OBAMA’S FRENCH CONNECTION

Does it help or harm if a former US president supports an election candidate in another country? Barack Obama made a last-minute intervention in the French presidential election campaign with a video message to support centrist candidate Emmanuel Macron, saying “the success of France matters to the entire world”.

He said Macron appealed to “people’s hopes and not their fears”, referring to the far right leader Marine Le Pen who has campaigned on an anti-immigrant and anti-globalisation platform.

Before leaving the White House, Obama had said he would intervene in public life again when “our core values may be at stake”. He is now worried about the political trajectory of the European Union.

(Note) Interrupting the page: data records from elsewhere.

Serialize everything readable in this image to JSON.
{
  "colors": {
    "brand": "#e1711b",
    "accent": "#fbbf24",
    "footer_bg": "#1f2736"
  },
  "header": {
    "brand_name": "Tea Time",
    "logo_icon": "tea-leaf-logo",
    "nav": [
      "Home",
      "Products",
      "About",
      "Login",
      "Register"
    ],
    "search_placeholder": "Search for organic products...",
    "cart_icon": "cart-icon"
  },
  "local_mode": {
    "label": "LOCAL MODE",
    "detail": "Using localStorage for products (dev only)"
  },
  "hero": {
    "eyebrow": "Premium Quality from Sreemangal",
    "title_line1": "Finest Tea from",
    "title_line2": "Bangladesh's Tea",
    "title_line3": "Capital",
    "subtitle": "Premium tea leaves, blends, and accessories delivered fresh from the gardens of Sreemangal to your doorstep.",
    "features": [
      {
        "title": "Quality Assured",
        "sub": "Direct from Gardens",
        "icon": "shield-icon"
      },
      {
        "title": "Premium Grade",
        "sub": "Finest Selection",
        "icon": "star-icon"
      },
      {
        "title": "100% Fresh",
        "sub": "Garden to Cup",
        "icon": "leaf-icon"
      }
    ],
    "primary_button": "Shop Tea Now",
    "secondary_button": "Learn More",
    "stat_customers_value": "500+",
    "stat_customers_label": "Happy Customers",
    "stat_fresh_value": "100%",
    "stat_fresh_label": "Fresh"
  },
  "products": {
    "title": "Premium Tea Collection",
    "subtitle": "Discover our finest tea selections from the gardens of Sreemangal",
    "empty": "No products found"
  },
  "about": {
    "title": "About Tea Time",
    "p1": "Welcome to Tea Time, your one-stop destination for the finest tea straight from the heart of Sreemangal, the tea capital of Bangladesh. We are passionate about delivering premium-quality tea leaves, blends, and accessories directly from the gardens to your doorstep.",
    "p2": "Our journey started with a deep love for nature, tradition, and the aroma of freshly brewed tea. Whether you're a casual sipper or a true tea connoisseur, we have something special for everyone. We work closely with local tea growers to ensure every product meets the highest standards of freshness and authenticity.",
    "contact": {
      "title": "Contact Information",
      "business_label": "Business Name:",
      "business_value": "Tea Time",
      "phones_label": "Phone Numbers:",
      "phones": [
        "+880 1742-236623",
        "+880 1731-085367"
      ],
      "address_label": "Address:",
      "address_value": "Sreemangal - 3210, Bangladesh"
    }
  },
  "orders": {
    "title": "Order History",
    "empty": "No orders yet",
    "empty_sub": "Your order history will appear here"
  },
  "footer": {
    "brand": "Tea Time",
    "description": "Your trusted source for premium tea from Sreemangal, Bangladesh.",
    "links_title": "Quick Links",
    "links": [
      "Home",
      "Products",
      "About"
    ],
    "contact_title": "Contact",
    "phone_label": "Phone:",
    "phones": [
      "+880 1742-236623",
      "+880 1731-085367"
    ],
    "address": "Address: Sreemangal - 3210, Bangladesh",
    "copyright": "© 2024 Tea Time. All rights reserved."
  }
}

But some worried that Obama’s message could end up motivating Le Pen’s voters who are anti-elite, or anti-American and even racist.

 

LEFT WORRIES THAT THE RIGHT IS USURPING THEIR ISSUES

It is strange that capitalism’s noisiest enemies are now on the Right, lamented an essay in The Guardian. Listening to Le Pen attack Macron for being a creature of global finance is a reminder of a disturbing feature of modern political life: the extent to which the attack upon capitalism has migrated from the Left to the Right.

To portray free-market capitalism as a bad thing for the poor was the job of the Left. But the EU and Brexit debate has skewed the traditional Left-Right binary. It has forced the so-called Left to abandon its historical position of being anti-free trade and globalisation. Also, economic resentment has found new places to express itself. Right wing politicians are now successfully harnessing and turning it against foreigners and Islam as well as the liberal capitalist establishment.

 

IN AMERICA, THE RELIGIOUS CLERGY NEED NOT FEAR THE TAXMAN

Donald Trump has pledged to protect religious liberty in America. But he has gone further. He told a gathering of religious leaders that the clergy should be allowed to endorse political candidates without fear that their churches will lose tax-exempt status. During his campaign, Trump had gained the support of the religious Right in the country.

Trump signed an executive order directing the Internal Revenue Service to avoid cracking down on political activity by religious organizations, a key campaign promise.

“For too long, the federal government has used the power of the state as a weapon against people of faith, bullying and even punishing Americans for following their religious beliefs,” Trump said.

But some religious groups were disappointed because he did not revoke Obama-era regulations that intended to protect gays, lesbians and others from discrimination.